Re: [RFC KERNEL PATCH 0/2] Add Dom0 NVDIMM support for Xen

From: Haozhong Zhang
Date: Tue Oct 11 2016 - 03:12:09 EST


On 10/10/16 09:24, Dan Williams wrote:
> On Sun, Oct 9, 2016 at 11:32 PM, Haozhong Zhang
> <haozhong.zhang@xxxxxxxxx> wrote:
> > On 10/09/16 20:45, Dan Williams wrote:
> >> On Sun, Oct 9, 2016 at 5:35 PM, Haozhong Zhang <haozhong.zhang@xxxxxxxxx> wrote:
> >> > Overview
> >> > ========
> >> > This RFC kernel patch series along with corresponding patch series of
> >> > Xen, QEMU and ndctl implements Xen vNVDIMM, which can map the host
> >> > NVDIMM devices to Xen HVM domU as vNVDIMM devices.
> >> >
> >> > Xen hypervisor does not include an NVDIMM driver, so it needs the
> >> > assistance from the driver in Dom0 Linux kernel to manage NVDIMM
> >> > devices. We currently only supports NVDIMM devices in pmem mode.
> >> >
> >> > Design and Implementation
> >> > =========================
> >> > The complete design can be found at
> >> > https://lists.xenproject.org/archives/html/xen-devel/2016-07/msg01921.html.
> >>
> >> The KVM enabling for persistent memory does not need this support from
> >> the kernel, and as far as I can see neither does Xen. If the
> >> hypervisor needs to reserve some space it can simply trim the amount
> >> that it hands to the guest.
> >>
> >
> > Xen does not have the NVDIMM driver, so it cannot operate on NVDIMM
> > devices by itself. Instead it relies on the driver in Dom0 Linux to
> > probe NVDIMM and make the reservation.
>
> I'm missing something because the design document talks about mmap'ing
> files on a DAX filesystem. So, I'm assuming it is similar to the KVM
> NVDIMM virtualization case where an mmap range in dom0 is translated
> into a guest physical range. The suggestion is to reserve some memory
> out of that mapping rather than introduce a new info block /
> reservation type to the sub-system.

Just like struct page to linux, Xen hypervisor uses a struct page_info
for its memory management. We are facing the same problem as linux
kernel: where we store those structs for pmem, and decided to put them
on a reserved area on pmem, similar to what pfn device in kernel does.
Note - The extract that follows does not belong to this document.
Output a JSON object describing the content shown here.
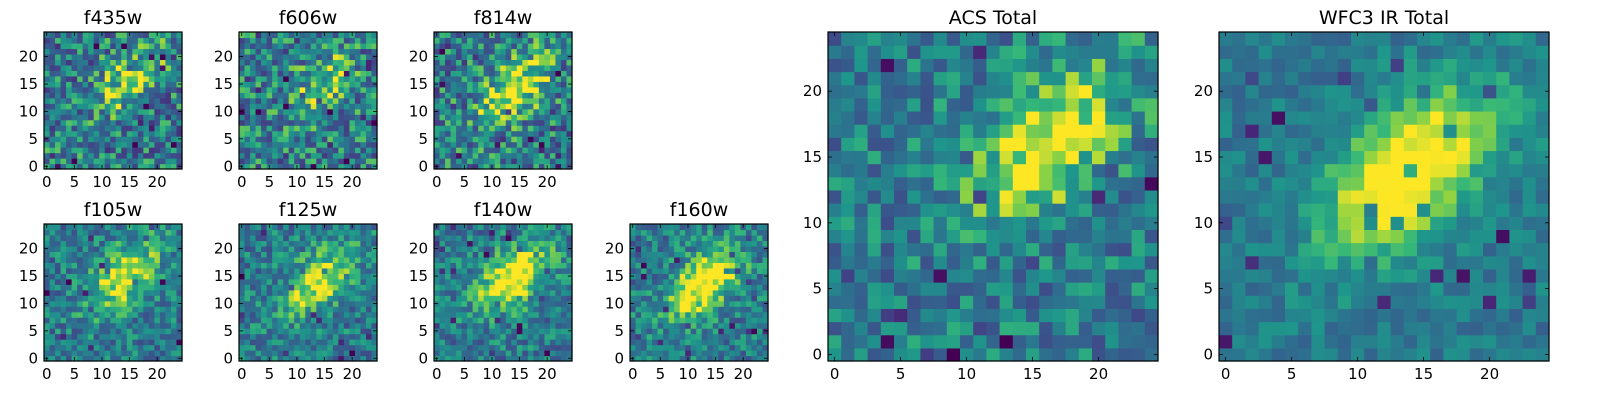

Reserving at the moment of mmap and out of what is mapped does not
work. It's a bootstrap problem: Xen needs the information of those
pages, which are stored in struct page_info, at the moment of
mapping. That is, page_info structs for pmem pages should be prepared
before those pages are actually used.

However, as the ongoing discussion in another thread with Andrew
Cooper, if Xen hypervisor turns to treat pmem pages as MMIO, then the
reservation may not be needed. Let's see what conclusion will be
reached there.

Thanks,
Haozhong